Gadis itu langsung memasang wajah kebingungan. Tampak tidak mengerti dengan arah pembicaraan Erik.
“Maksudnya, Pak?”
“Kamu ini sudah jadi bidadari sekarang. Tambah pendidikan lagi, kamu setingkat lebih tinggi. Kamu sudah sempurna dengan karier yang bagus, kecantikan luar-dalam, dan kelembutan bicara. Para gadis lain akan cemburu ke kamu, Karina, dan akan sulit bagi mereka mengejar standar kamu ini.”
Karina menanggapi ucapan Erik dengan senyum malu-malu, walau ia sendiri merasa garing dengan pujian tersebut. Gadis itu sudah muak dengan gombalan banyak pria padanya, sehingga ucapan senada dengan Erik membuatnya bosan.
“Anda bisa saja, Pak. Saya masih manusia, tidak akan pernah bisa mencapai tahap sempurna, karena saya perlu memperbaiki dan membekali diri sendiri dengan ilmu dari hari ke hari sampai meninggal nanti. Jadi, jangan berlebihan, sungguh, saya tidak pantas menerimanya.”
“Dan jangan terlalu merendah, Karina. Kamu terlalu tinggi dan sudah jelas akan gagal dengan usaha merendah kamu itu,” balas Erik.
Tatap pria itu berubah lurus pada Karina, menambahkan kesan serius, sehingga Karina ikut penasaran dengan isi kepala pria di depannya ini. Sayang, sosok matang Erik adalah tipikal pria yang sulit dibaca dari luar.
“Tapi, Karina, pembahasan masa depan ini bukan cuman tentang sekolah dan karier. Kamu sudah pintar dengan karier cemerlang. Kamu tidak mau mendapatkan sesuatu yang belum kamu dapatkan, Karina?”
“Sesuatu ... yang belum ... saya dapatkan?” Karina mengeja sepenggalan kalimat Erik dengan nada bingung.
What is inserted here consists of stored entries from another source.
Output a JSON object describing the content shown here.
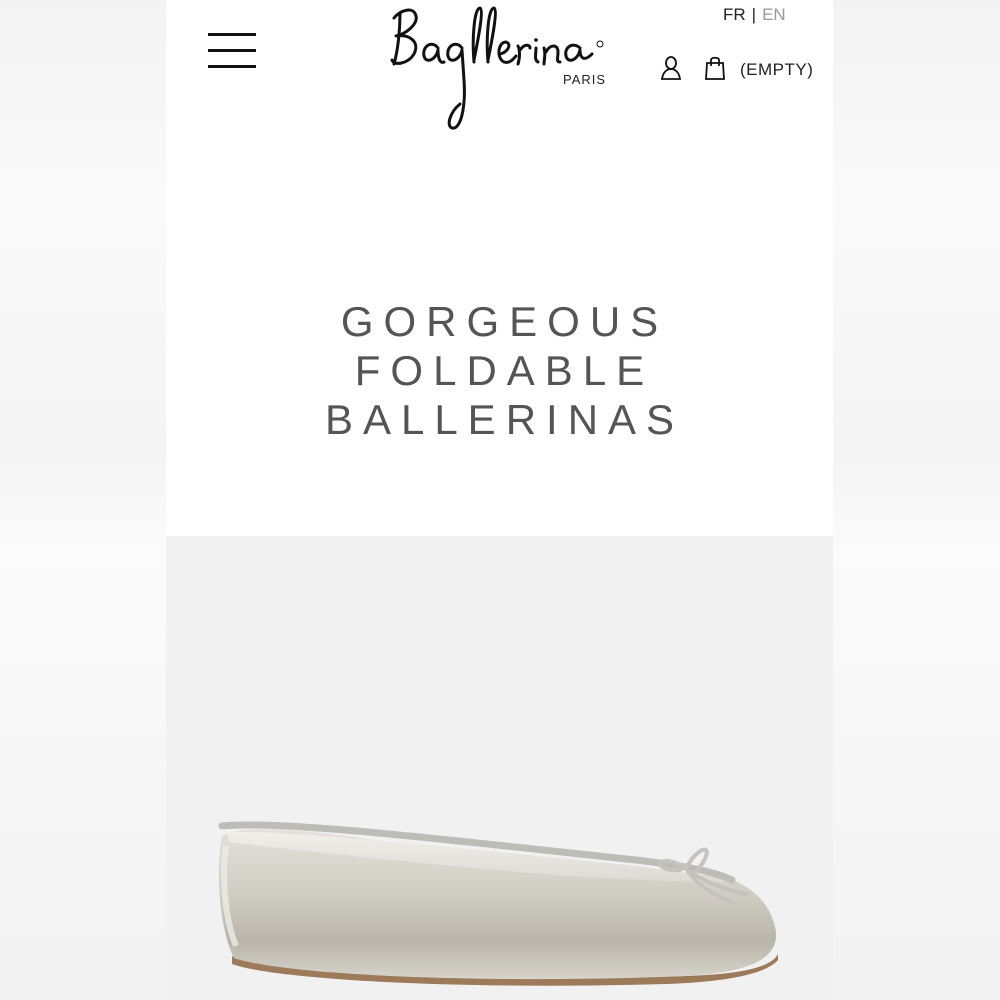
{
  "header": {
    "brand": "Bagllerina",
    "brand_sub": "PARIS",
    "lang_fr": "FR",
    "lang_sep": "|",
    "lang_en": "EN",
    "cart_label": "(EMPTY)"
  },
  "hero": {
    "line1": "GORGEOUS",
    "line2": "FOLDABLE",
    "line3": "BALLERINAS"
  },
  "icons": {
    "menu": "hamburger-menu-icon",
    "account": "user-icon",
    "cart": "shopping-bag-icon"
  },
  "colors": {
    "text": "#222222",
    "headline": "#555555",
    "lang_inactive": "#999999",
    "product_bg": "#f1f1f1"
  }
}
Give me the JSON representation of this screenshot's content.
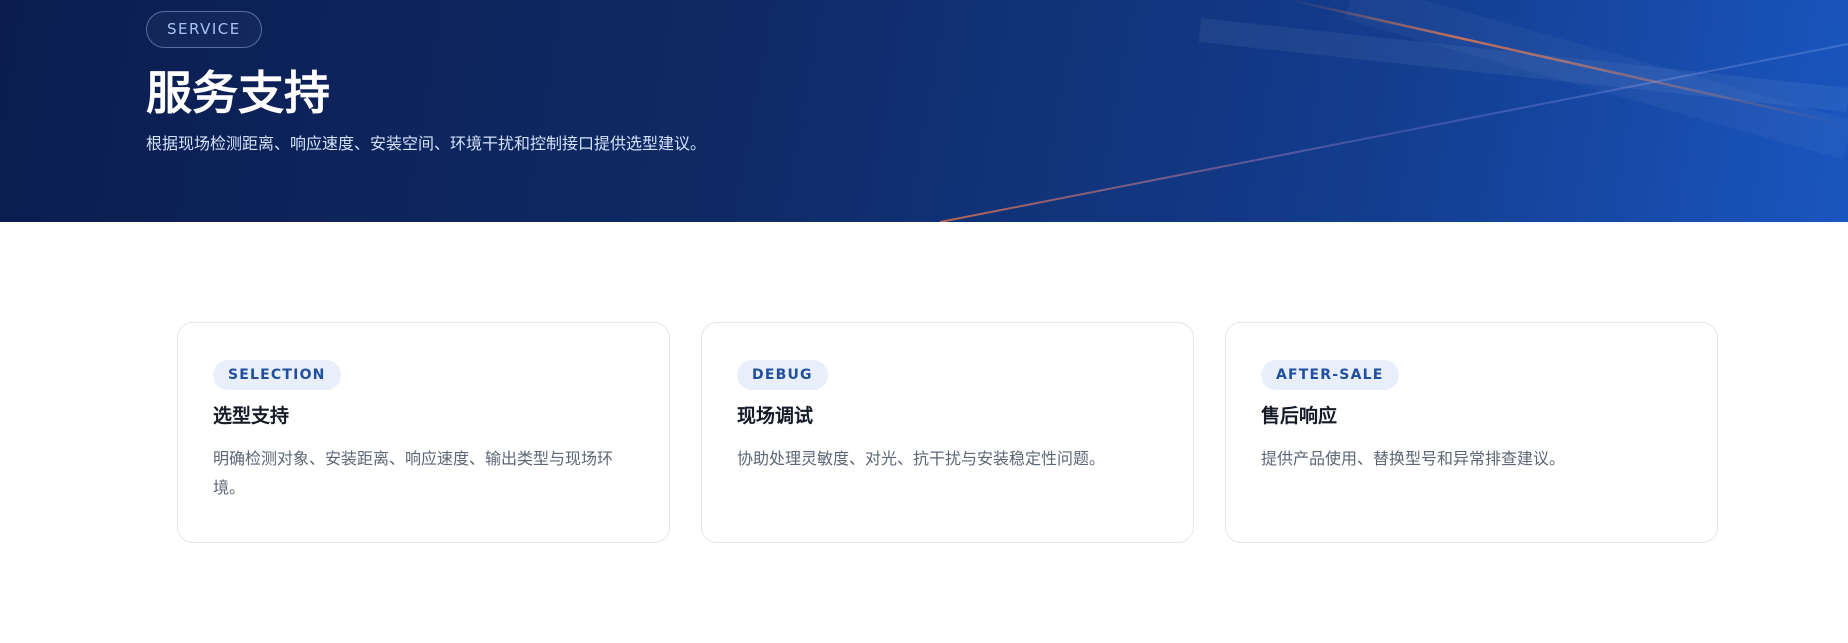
{
  "hero": {
    "badge": "SERVICE",
    "title": "服务支持",
    "subtitle": "根据现场检测距离、响应速度、安装空间、环境干扰和控制接口提供选型建议。"
  },
  "cards": [
    {
      "tag": "SELECTION",
      "title": "选型支持",
      "description": "明确检测对象、安装距离、响应速度、输出类型与现场环境。"
    },
    {
      "tag": "DEBUG",
      "title": "现场调试",
      "description": "协助处理灵敏度、对光、抗干扰与安装稳定性问题。"
    },
    {
      "tag": "AFTER-SALE",
      "title": "售后响应",
      "description": "提供产品使用、替换型号和异常排查建议。"
    }
  ],
  "colors": {
    "hero_start": "#0b1d4f",
    "hero_end": "#1a56bf",
    "accent_line": "#e0744a",
    "tag_bg": "#e9effa",
    "tag_text": "#1f4f9e"
  }
}
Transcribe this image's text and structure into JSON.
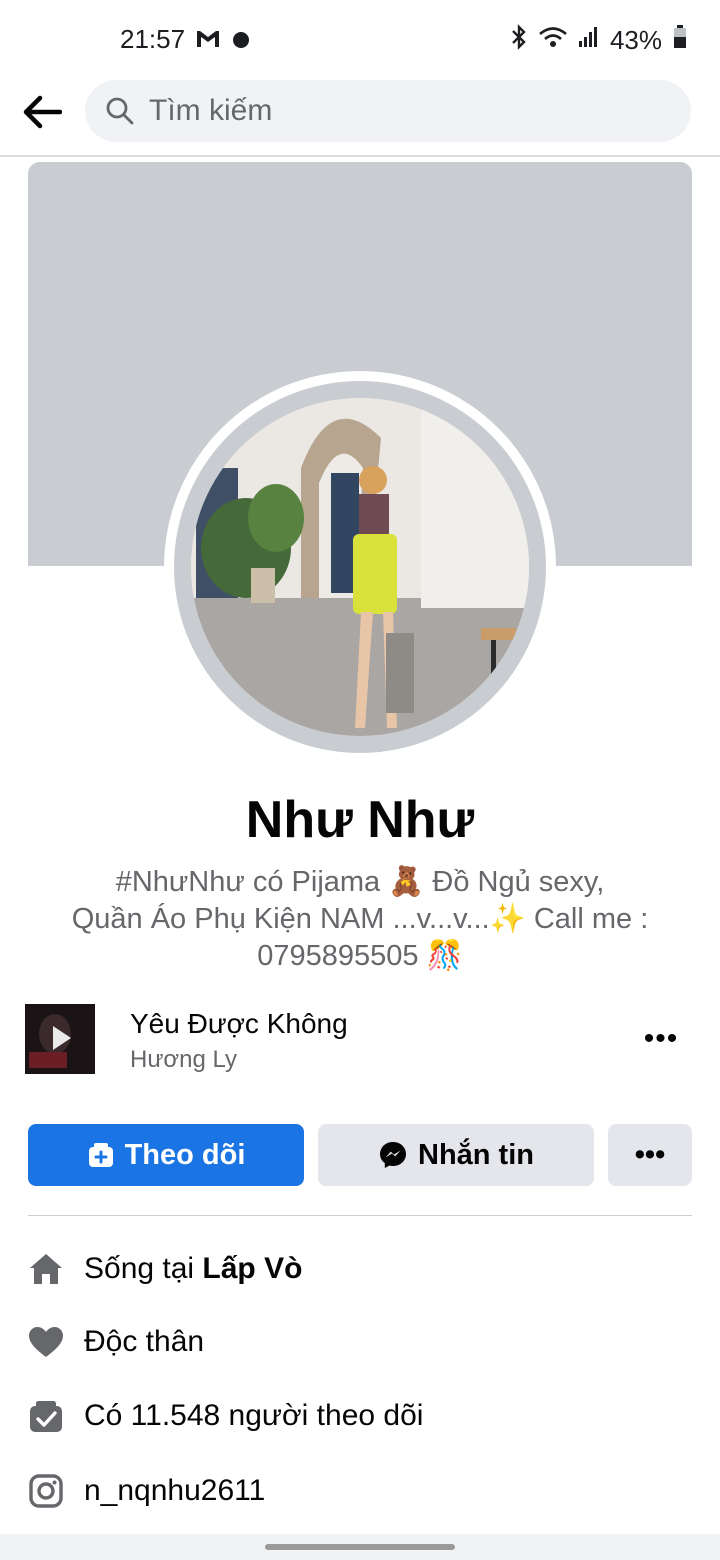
{
  "status_bar": {
    "time": "21:57",
    "battery": "43%",
    "icons": [
      "gmail-icon",
      "notification-dot-icon",
      "bluetooth-icon",
      "wifi-icon",
      "signal-icon",
      "battery-icon"
    ]
  },
  "header": {
    "search_placeholder": "Tìm kiếm"
  },
  "profile": {
    "name": "Như Như",
    "bio_line1": "#NhưNhư có Pijama 🧸 Đồ Ngủ sexy,",
    "bio_line2": "Quần Áo Phụ Kiện NAM ...v...v...✨ Call me :",
    "bio_line3": "0795895505 🎊"
  },
  "music": {
    "title": "Yêu Được Không",
    "artist": "Hương Ly",
    "more_label": "•••"
  },
  "actions": {
    "follow_label": "Theo dõi",
    "message_label": "Nhắn tin",
    "more_label": "•••"
  },
  "info": {
    "lives_prefix": "Sống tại ",
    "lives_place": "Lấp Vò",
    "relationship": "Độc thân",
    "followers": "Có 11.548 người theo dõi",
    "instagram": "n_nqnhu2611"
  },
  "colors": {
    "accent": "#1b74e4",
    "secondary_button": "#e4e6eb",
    "muted_text": "#65676b",
    "cover": "#c9ccd1"
  }
}
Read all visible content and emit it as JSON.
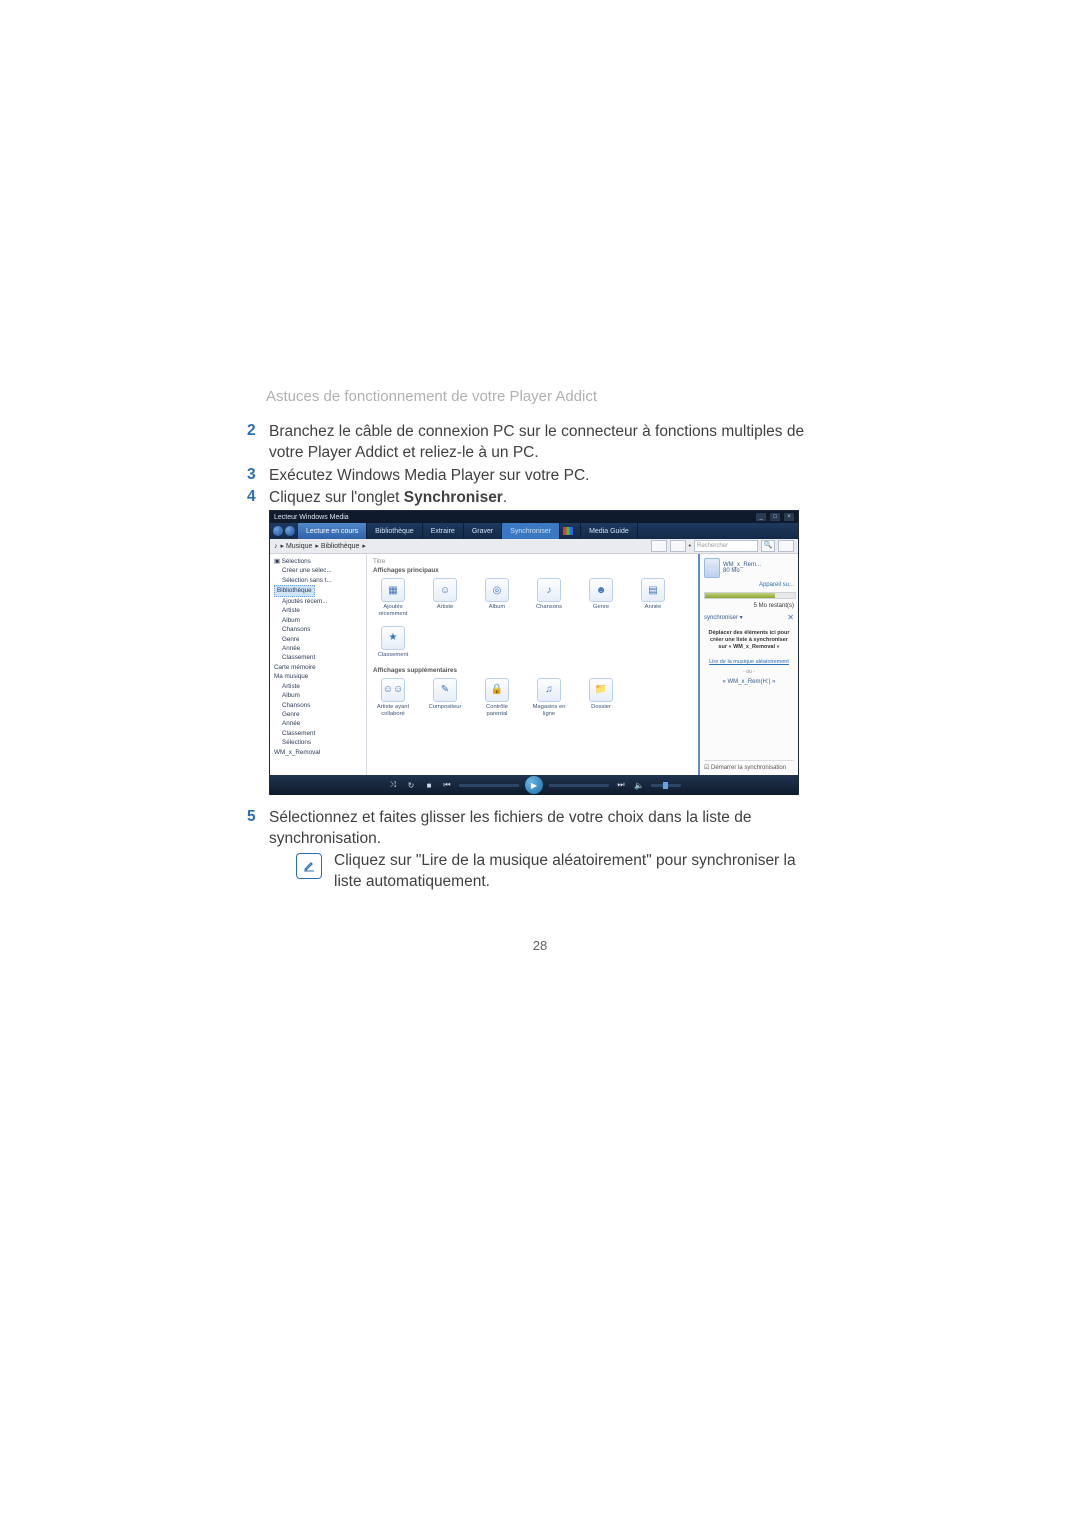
{
  "header": "Astuces de fonctionnement de votre Player Addict",
  "steps": {
    "s2": {
      "num": "2",
      "text": "Branchez le câble de connexion PC sur le connecteur à fonctions multiples de votre Player Addict et reliez-le à un PC."
    },
    "s3": {
      "num": "3",
      "text": "Exécutez Windows Media Player sur votre PC."
    },
    "s4": {
      "num": "4",
      "text_a": "Cliquez sur l'onglet ",
      "text_b": "Synchroniser",
      "text_c": "."
    },
    "s5": {
      "num": "5",
      "text": "Sélectionnez et faites glisser les fichiers de votre choix dans la liste de synchronisation."
    }
  },
  "note": {
    "text": "Cliquez sur \"Lire de la musique aléatoirement\" pour synchroniser la liste automatiquement."
  },
  "page_number": "28",
  "wmp": {
    "title": "Lecteur Windows Media",
    "tabs": {
      "now": "Lecture en cours",
      "lib": "Bibliothèque",
      "extract": "Extraire",
      "burn": "Graver",
      "sync": "Synchroniser",
      "guide": "Media Guide"
    },
    "breadcrumb": {
      "a": "▸ Musique",
      "b": "▸ Bibliothèque",
      "c": "▸",
      "search_ph": "Rechercher"
    },
    "tree": {
      "n0": "▣ Sélections",
      "n1": "Créer une sélec...",
      "n2": "Sélection sans t...",
      "n3": "Bibliothèque",
      "n4": "Ajoutés récem...",
      "n5": "Artiste",
      "n6": "Album",
      "n7": "Chansons",
      "n8": "Genre",
      "n9": "Année",
      "n10": "Classement",
      "n11": "Carte mémoire",
      "n12": "Ma musique",
      "n13": "Artiste",
      "n14": "Album",
      "n15": "Chansons",
      "n16": "Genre",
      "n17": "Année",
      "n18": "Classement",
      "n19": "Sélections",
      "n20": "WM_x_Removal"
    },
    "main": {
      "badge": "Titre",
      "section1": "Affichages principaux",
      "section2": "Affichages supplémentaires",
      "row1": {
        "c0": "Ajoutés récemment",
        "c1": "Artiste",
        "c2": "Album",
        "c3": "Chansons",
        "c4": "Genre",
        "c5": "Année"
      },
      "row1b": {
        "c0": "Classement"
      },
      "row2": {
        "c0": "Artiste ayant collaboré",
        "c1": "Compositeur",
        "c2": "Contrôle parental",
        "c3": "Magasins en ligne",
        "c4": "Dossier"
      }
    },
    "right": {
      "devname": "WM_x_Rem...",
      "devcap": "80 Mo",
      "nextdev": "Appareil su...",
      "remain": "5 Mo restant(s)",
      "synclabel": "synchroniser ▾",
      "drop": "Déplacer des éléments ici pour créer une liste à synchroniser sur « WM_x_Removal »",
      "random": "Lire de la musique aléatoirement",
      "or": "- ou -",
      "alt": "« WM_x_Rem(H:) »",
      "start": "☑ Démarrer la synchronisation"
    },
    "controls": {
      "shuffle": "⤨",
      "repeat": "↻",
      "stop": "■",
      "prev": "⏮",
      "play": "▶",
      "next": "⏭",
      "mute": "🔈"
    }
  }
}
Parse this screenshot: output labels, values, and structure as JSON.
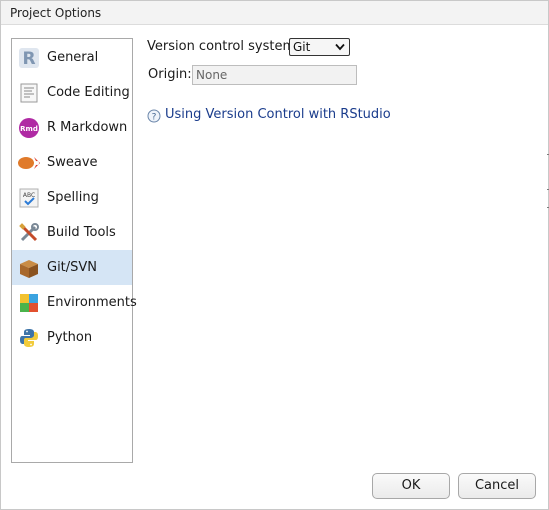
{
  "window": {
    "title": "Project Options"
  },
  "sidebar": {
    "items": [
      {
        "label": "General",
        "icon": "r-logo-icon",
        "selected": false
      },
      {
        "label": "Code Editing",
        "icon": "code-editing-icon",
        "selected": false
      },
      {
        "label": "R Markdown",
        "icon": "rmarkdown-icon",
        "selected": false
      },
      {
        "label": "Sweave",
        "icon": "sweave-icon",
        "selected": false
      },
      {
        "label": "Spelling",
        "icon": "spelling-icon",
        "selected": false
      },
      {
        "label": "Build Tools",
        "icon": "build-tools-icon",
        "selected": false
      },
      {
        "label": "Git/SVN",
        "icon": "git-svn-icon",
        "selected": true
      },
      {
        "label": "Environments",
        "icon": "environments-icon",
        "selected": false
      },
      {
        "label": "Python",
        "icon": "python-icon",
        "selected": false
      }
    ],
    "selected_color": "#d5e5f5"
  },
  "main": {
    "vcs_label": "Version control system:",
    "vcs_value": "Git",
    "origin_label": "Origin:",
    "origin_value": "None",
    "help_link": "Using Version Control with RStudio",
    "link_color": "#1a3c8c"
  },
  "buttons": {
    "ok": "OK",
    "cancel": "Cancel"
  }
}
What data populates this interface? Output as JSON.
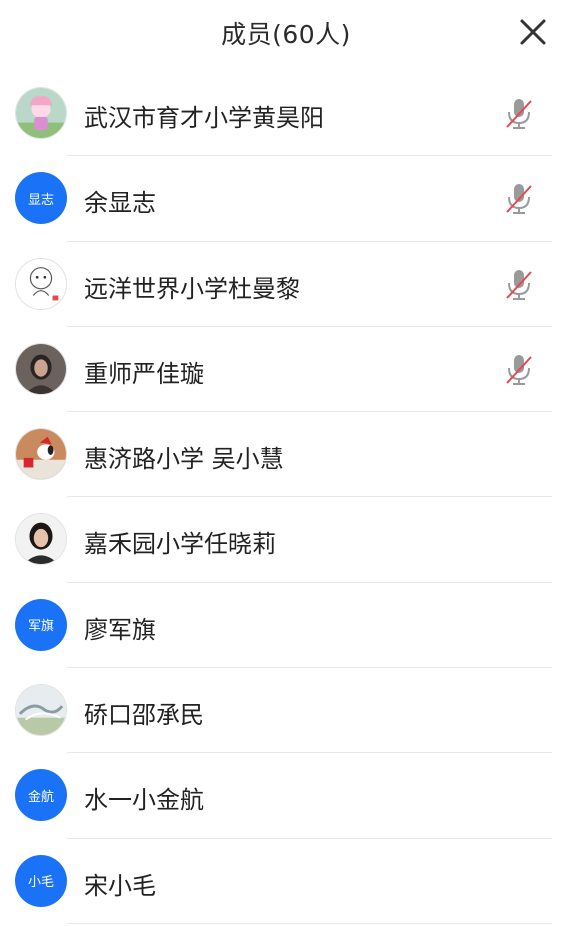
{
  "header": {
    "title": "成员(60人)",
    "close_icon": "close-icon"
  },
  "members": [
    {
      "name": "武汉市育才小学黄昊阳",
      "avatar_type": "photo",
      "avatar_icon": "cartoon-avatar-icon",
      "muted": true
    },
    {
      "name": "余显志",
      "avatar_type": "text",
      "avatar_text": "显志",
      "muted": true
    },
    {
      "name": "远洋世界小学杜曼黎",
      "avatar_type": "photo",
      "avatar_icon": "sketch-avatar-icon",
      "muted": true
    },
    {
      "name": "重师严佳璇",
      "avatar_type": "photo",
      "avatar_icon": "portrait-avatar-icon",
      "muted": true
    },
    {
      "name": "惠济路小学 吴小慧",
      "avatar_type": "photo",
      "avatar_icon": "snoopy-avatar-icon",
      "muted": false
    },
    {
      "name": "嘉禾园小学任晓莉",
      "avatar_type": "photo",
      "avatar_icon": "portrait-avatar-icon",
      "muted": false
    },
    {
      "name": "廖军旗",
      "avatar_type": "text",
      "avatar_text": "军旗",
      "muted": false
    },
    {
      "name": "硚口邵承民",
      "avatar_type": "photo",
      "avatar_icon": "landscape-avatar-icon",
      "muted": false
    },
    {
      "name": "水一小金航",
      "avatar_type": "text",
      "avatar_text": "金航",
      "muted": false
    },
    {
      "name": "宋小毛",
      "avatar_type": "text",
      "avatar_text": "小毛",
      "muted": false
    }
  ],
  "colors": {
    "accent": "#1a73f7",
    "muted_slash": "#e5484d",
    "mic_gray": "#9a9a9a"
  }
}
Pria itu langsung menerbitkan senyum puas. Ia menegakkan punggung, dan menempelkannya pada sandaran sofa untuk memperkuat aura penguasa dan dominan dalam dirinya.
“Pasangan, Karina. Rencana masa depan kamu tentang pasangan, bagaimana, Karina?” Erik memperjelas kalimatnya yang membingungkan tadi. “Mungkin bisa sebutkan ... kriteria. Supaya saya bisa tahu, apakah saya harus mundur atau ... bisa mengusahakan agar bisa sesuai dengan kriteria kamu. Asalkan bukan masalah umur,” Erik kembali mencondongkan tubuh ke depan, “Saya yakin bisa sesuai dengan kriteria pasangan kamu Karina.”
“M—maksudnya, Pak?" Karina terbelalak, syok sekaligus bingung dengan arah pembicaraan pria matang ini. Ia meneguk ludah secara kasar, ketika Erik dengan ekspresi serius semakin mencondongkan tubuh ke arahnya.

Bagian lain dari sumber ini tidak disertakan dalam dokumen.